Nessa mesma época, conceituações de território mais voltadas a um enfoque relacional, que segundo Haesbaert (2004) é aquele que além de abarcar o conjunto de relações histórico-sociais, incluindo ainda a relação complexa entre processos sociais e espaço material, começaram a se disseminar também entre os geógrafos.

Em relação à conceituação de território concebida por Milton Santos, uma das mais referenciadas da atualidade, ainda que autor reconheça que em publicações mais recentes esta tenha sido ampliada e complexificada, trazendo a idéia de território como um todo complexo, onde são tecidas tramas de relações complementares e conflitantes entre o lugar, a formação socioespacial e o mundo, denotando uma visão relacional, no seu entendimento, a obra publicada por Milton Santos em 1994, O Retorno do Território, que tece críticas aos “conceitos puros” que fizeram do território um conceito a-histórico e apresenta a expressão “território usado” como correlato direto de “espaço geográfico”, torna explícita a base materialista de fundamentação econômica de seu trabalho.

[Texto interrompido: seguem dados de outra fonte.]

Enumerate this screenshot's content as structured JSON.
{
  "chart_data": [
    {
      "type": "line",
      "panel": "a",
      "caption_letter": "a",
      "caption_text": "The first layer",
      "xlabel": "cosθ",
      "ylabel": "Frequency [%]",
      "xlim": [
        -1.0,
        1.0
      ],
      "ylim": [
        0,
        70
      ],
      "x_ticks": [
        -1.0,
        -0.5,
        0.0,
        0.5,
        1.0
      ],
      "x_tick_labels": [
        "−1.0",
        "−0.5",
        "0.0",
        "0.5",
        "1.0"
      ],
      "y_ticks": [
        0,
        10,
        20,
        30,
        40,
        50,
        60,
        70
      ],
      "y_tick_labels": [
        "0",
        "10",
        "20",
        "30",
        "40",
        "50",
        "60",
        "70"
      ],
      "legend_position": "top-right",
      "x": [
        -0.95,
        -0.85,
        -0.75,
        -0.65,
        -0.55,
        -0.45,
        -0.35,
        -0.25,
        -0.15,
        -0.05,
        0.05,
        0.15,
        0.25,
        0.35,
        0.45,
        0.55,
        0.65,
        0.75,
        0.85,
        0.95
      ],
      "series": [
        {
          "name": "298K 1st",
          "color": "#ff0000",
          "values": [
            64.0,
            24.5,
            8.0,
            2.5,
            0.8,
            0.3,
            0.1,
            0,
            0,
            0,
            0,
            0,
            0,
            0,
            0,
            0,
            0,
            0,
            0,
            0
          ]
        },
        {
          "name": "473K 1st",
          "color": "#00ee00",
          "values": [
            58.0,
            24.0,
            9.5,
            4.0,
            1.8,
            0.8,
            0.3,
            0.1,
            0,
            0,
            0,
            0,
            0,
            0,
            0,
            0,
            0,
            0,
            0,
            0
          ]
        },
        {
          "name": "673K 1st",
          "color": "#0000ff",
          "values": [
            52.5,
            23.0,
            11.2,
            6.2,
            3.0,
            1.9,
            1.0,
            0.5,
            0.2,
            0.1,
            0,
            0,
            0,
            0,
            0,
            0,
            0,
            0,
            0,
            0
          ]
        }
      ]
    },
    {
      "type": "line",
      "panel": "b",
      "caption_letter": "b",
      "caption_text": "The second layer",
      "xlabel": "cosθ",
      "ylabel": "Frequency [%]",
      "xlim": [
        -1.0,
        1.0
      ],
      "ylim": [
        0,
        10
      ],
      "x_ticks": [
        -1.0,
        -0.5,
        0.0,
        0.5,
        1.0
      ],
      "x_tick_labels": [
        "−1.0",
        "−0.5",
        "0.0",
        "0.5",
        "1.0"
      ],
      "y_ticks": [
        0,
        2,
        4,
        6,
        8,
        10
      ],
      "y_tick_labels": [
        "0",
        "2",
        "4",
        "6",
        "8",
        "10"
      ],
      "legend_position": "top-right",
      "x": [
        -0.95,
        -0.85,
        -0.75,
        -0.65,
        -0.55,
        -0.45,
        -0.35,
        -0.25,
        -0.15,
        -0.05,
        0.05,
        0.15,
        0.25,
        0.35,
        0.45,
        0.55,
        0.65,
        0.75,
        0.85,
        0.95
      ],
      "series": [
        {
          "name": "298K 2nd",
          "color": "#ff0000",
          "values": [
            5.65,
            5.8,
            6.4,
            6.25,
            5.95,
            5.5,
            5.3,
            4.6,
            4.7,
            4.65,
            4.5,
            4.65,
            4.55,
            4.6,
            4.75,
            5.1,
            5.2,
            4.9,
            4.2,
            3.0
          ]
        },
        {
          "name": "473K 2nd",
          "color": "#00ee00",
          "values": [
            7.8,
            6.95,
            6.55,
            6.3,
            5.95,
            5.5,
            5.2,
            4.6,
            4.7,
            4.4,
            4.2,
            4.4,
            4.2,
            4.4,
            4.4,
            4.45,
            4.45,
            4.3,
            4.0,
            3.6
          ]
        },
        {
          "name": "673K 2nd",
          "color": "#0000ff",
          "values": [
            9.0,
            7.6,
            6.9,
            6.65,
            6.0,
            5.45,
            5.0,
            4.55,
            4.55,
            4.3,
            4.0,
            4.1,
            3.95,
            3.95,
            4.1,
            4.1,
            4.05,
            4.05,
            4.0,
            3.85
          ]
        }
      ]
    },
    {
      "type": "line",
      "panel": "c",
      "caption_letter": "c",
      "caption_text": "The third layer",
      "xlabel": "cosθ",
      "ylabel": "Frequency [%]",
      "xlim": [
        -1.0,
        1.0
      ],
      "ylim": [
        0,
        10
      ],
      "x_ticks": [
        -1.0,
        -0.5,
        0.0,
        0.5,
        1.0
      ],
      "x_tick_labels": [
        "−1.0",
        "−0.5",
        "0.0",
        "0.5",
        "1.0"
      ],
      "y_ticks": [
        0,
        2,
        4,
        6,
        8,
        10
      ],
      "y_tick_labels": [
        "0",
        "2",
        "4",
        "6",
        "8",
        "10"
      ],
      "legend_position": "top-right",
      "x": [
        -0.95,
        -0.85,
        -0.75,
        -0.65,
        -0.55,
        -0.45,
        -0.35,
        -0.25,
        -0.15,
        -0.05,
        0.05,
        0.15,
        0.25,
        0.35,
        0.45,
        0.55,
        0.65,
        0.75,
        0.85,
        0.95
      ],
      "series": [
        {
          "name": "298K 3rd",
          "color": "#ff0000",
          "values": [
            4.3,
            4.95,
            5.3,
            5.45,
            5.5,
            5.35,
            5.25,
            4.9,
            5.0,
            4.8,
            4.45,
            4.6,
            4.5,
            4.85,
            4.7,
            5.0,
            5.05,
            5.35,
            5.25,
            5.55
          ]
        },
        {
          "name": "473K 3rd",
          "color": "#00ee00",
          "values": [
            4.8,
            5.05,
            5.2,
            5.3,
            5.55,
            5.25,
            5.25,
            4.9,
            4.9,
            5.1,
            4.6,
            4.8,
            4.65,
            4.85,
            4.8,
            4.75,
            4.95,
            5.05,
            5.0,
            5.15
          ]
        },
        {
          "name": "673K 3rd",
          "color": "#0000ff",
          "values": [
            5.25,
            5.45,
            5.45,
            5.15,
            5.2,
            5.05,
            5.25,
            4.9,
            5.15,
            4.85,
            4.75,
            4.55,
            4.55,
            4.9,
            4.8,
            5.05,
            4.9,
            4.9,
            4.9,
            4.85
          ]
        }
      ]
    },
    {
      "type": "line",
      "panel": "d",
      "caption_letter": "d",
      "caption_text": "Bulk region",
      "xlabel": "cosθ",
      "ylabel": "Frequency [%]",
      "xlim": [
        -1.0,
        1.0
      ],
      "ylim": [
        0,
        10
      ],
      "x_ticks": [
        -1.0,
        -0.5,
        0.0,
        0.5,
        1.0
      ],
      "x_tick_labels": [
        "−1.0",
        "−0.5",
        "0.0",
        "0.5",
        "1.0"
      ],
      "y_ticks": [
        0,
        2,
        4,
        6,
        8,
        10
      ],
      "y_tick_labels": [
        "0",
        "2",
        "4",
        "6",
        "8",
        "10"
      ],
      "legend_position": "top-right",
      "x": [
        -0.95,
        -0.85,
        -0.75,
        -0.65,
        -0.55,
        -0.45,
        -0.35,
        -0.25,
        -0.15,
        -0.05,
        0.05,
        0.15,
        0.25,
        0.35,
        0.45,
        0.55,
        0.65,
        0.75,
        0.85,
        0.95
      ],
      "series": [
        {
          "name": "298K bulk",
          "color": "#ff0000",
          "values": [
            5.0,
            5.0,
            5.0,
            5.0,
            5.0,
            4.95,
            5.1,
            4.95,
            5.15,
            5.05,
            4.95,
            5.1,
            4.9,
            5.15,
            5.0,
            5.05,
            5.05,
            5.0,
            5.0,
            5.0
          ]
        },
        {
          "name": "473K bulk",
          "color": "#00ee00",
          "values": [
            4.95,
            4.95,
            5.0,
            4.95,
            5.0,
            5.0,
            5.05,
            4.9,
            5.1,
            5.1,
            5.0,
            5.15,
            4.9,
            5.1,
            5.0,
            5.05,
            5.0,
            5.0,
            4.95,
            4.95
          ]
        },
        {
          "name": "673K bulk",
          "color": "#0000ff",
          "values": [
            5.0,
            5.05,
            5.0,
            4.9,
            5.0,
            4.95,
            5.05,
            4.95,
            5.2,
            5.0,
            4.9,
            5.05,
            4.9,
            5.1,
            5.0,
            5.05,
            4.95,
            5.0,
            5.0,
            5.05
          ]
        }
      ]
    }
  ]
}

Cabe destacar que para o autor uma das características mais importantes do território enquanto relação social, a historicidade, é uma preocupação que aparece em duas das interpretações mais consistentes sobre território, as dos geógrafos Claude Raffestin e Robert Sack, mesmo que de forma diferente. Haesbaert (2007, p. 28) destaca que “os objetivos dos processos de territorialização, ou seja, de dominação e/ou de apropriação do espaço, variam muito ao longo do tempo e dos espaços”, e destaca quatro grandes “fins” ou objetivos da territorialização ao longo do tempo, quais sejam:

a) abrigo físico, fonte de recursos materiais e/ou meios de produção;

b) identificação ou simbolização de grupos através de referentes espaciais (a começar pela própria construção de fronteiras);

c) controle e/ou disciplinarização através de espaços (fortalecimento da ideia de indivíduo através de espaços também individualizados, no caso do mundo moderno);

d) construção e controle de conexões e redes (fluxos, principalmente fluxos de pessoas, mercadorias e informações).

Além dos aspectos acima destacados, também se observa nos trabalhos de Haesbaert a ênfase na necessidade de rediscussão do território e suas transformações, de forma a evitar os equívocos e dicotomias na compreensão dos termos, assim como tem ocorrido com a desterritorialização, percebida como a destruição dos territórios e por ele considerada como um “mito”, e com outros conceitos como: sociedade-natureza, sociedade-espaço, espaço- tempo, materialidade-imaterialidade, político-econômico e simbólico-cultural e território e rede, cuja tendência tem sido a de analisá-los separadamente.